All about the Living with Mammals survey
Look out for mammals near you to help us understand and protect our wild neighbours
Why count urban mammals?
Towns and cities are home to a surprising number of wild mammals: from pygmy shrews and pipistrelle bats, the weight of a twenty-pence coin, to heavyweights, such as badgers and deer.
Green spaces, and the wildlife they support, are important: they provide food, clean air and water, and make us healthier and happier. They protect our homes from flooding, and trees reduce the effects of pollution and heat waves. Counting our wild neighbours, and knowing how numbers are changing, tells us about the health of these green spaces.
Whether in a garden, allotment, a local park or churchyard, telling us what you see builds a bigger picture of the wildlife on our doorstep. It can tell us when a species is in trouble. Without the help of thousands of wildlife watchers, we wouldn’t have known hedgehog numbers had fallen by a third in urban areas in less than 20 years and acted to help them. Read more about what we have found out in past surveys.
How do I take part?
To take part all you have to do is record the mammals that you see each week and any signs they might leave behind, such as droppings or footprints.

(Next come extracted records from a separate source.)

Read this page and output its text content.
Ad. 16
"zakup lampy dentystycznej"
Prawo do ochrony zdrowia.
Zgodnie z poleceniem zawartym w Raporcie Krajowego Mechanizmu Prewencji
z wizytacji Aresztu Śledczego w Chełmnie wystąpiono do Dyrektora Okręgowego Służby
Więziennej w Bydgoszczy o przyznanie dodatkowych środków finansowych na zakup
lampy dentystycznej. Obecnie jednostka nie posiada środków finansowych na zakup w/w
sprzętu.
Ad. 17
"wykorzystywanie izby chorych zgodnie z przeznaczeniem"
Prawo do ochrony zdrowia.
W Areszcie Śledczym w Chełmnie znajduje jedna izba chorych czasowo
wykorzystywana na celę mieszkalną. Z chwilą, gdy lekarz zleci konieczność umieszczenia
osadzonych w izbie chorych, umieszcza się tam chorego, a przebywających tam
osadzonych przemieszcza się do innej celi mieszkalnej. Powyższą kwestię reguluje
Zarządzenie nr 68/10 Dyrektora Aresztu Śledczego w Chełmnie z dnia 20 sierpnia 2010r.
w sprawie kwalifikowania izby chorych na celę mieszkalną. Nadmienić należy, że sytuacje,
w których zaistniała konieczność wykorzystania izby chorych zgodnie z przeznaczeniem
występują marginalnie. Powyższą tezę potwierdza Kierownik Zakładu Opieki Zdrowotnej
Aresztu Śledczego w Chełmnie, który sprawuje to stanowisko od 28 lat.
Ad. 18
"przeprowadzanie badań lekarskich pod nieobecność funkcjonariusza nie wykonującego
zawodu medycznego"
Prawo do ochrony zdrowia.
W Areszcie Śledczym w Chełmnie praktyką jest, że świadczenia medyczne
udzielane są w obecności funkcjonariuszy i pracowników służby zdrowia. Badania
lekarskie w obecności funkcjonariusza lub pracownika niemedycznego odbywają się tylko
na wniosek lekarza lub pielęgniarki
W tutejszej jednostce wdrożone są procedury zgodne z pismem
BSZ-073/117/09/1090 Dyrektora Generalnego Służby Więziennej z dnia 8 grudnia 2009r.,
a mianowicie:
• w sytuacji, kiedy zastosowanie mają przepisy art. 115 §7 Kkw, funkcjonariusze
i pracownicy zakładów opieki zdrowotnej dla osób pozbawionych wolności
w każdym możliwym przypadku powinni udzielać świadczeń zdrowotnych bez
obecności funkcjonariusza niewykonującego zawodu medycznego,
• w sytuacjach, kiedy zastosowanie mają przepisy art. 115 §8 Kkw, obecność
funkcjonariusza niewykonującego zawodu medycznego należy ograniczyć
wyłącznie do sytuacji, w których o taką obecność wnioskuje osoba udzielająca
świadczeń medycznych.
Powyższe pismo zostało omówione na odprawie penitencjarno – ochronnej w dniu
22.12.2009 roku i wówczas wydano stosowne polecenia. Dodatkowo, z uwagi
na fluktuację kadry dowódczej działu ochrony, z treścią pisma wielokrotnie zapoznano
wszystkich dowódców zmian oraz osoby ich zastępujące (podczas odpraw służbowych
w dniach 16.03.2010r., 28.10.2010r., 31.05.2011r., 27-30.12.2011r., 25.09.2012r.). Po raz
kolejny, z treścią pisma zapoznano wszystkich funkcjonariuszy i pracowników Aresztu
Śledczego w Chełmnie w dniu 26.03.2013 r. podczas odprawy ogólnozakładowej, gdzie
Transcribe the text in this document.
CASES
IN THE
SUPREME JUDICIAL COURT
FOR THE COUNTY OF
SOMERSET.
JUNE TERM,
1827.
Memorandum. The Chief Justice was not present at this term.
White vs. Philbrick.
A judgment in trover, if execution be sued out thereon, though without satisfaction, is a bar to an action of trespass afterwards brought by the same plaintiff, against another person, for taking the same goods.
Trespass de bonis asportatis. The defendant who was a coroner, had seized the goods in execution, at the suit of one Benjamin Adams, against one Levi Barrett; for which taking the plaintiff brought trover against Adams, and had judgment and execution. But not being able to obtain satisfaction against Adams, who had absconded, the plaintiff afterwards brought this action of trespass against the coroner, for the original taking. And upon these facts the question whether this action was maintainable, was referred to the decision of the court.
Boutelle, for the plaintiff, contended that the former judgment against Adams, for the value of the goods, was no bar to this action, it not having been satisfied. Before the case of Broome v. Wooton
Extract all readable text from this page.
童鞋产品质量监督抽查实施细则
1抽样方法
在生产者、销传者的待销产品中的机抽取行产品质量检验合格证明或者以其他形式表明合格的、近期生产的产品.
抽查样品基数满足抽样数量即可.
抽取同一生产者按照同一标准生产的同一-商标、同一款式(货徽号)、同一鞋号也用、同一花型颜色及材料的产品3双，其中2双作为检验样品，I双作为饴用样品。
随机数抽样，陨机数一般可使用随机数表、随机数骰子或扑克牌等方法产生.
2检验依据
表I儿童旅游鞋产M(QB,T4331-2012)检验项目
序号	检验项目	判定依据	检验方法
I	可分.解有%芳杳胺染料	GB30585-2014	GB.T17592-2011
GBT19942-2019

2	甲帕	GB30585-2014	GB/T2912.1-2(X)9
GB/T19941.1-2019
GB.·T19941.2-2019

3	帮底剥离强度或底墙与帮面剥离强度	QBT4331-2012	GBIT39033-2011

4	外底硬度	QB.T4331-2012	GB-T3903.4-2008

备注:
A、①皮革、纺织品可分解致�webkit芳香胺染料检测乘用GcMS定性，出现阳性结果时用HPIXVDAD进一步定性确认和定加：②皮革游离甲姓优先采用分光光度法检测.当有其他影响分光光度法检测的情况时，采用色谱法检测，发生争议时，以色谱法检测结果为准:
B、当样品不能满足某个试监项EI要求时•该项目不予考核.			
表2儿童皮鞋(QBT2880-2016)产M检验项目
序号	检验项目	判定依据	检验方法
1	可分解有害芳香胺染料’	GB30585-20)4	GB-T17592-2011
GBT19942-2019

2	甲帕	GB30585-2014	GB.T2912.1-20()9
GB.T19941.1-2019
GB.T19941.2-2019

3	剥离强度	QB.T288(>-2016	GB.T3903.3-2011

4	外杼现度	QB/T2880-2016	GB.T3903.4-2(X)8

You can chose any green space to survey, whether a garden, an allotment, a local park or other area that’s convenient to spend a little time at each week, but the site must be within 200 metres of a building.
We’d love as many people to take part as possible as every record counts! And don’t forget to share your photos online using #LivingWithMammals.
If you are concerned about whether to take part in surveys during the COVID-19 outbreak, please check the current government guidelines to help you decide if it is appropriate and safe for you to do so. Thank you.